Braille Signs at Your Fingertips: What You Need to Know

The language of Braille, similar to the form still used today, was invented in the 19th century by Louis Braille, a student at the National Institute for Blind Youth in Paris, France. After experiencing frustration with the ineffectiveness of the day’s current reading system for the blind, which primarily consisted of tracing raised letters with one’s fingers, a young Mr. Braille created an improved reading system. This new method, which was loosely based on a touch-based military code, used raised dots. Once learned, braille enabled reading at a much faster pace.

Braille Exit and Entrance Signs Are Everywhere

The braille signs and tactile signs present today help blind people and the visually impaired better navigate today’s busy streets, buildings, and cities. The posting of braille exit signs as well as other types of ADA signs are now required for buildings, offices, and properties that are open to the general public (including businesses, non-profits and government entities). The American with Disabilities Act (ADA), which made it a requirement that such braille signage be posted, makes changes to the law as needed. Businesses and government entities that fail to post the proper braille and tactile signage can face heavy fines and penalties.

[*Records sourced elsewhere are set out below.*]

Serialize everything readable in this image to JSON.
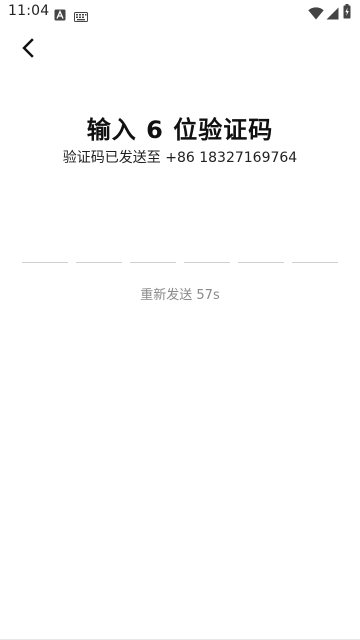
{
  "status_bar": {
    "time": "11:04",
    "icons": [
      "notification-a-icon",
      "keyboard-icon",
      "wifi-icon",
      "signal-icon",
      "battery-icon"
    ]
  },
  "header": {
    "back_icon": "chevron-left-icon"
  },
  "main": {
    "title": "输入 6 位验证码",
    "subtitle": "验证码已发送至 +86 18327169764",
    "code_slots": 6,
    "resend_text": "重新发送 57s"
  }
}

Contracted Braille ADA Signs Are Now the Law

As with the development of braille and the standardization of braille signage, updates had to be made overtime so that the braille and tactile signage was the same across all ADA signage. Did you know that technically, there are three different kinds of Braille? The current and most recent update, which had been used in the State of California for some time, requires all braille signs to use Contracted Braille or “Grade 2” Braille. This version uses widely understood language contractions to improve readability while reducing space. The newest form of the tactile signage is also recognized for its domed rather than flat raised dots, which are easier for the blind and visually impaired to read and discern.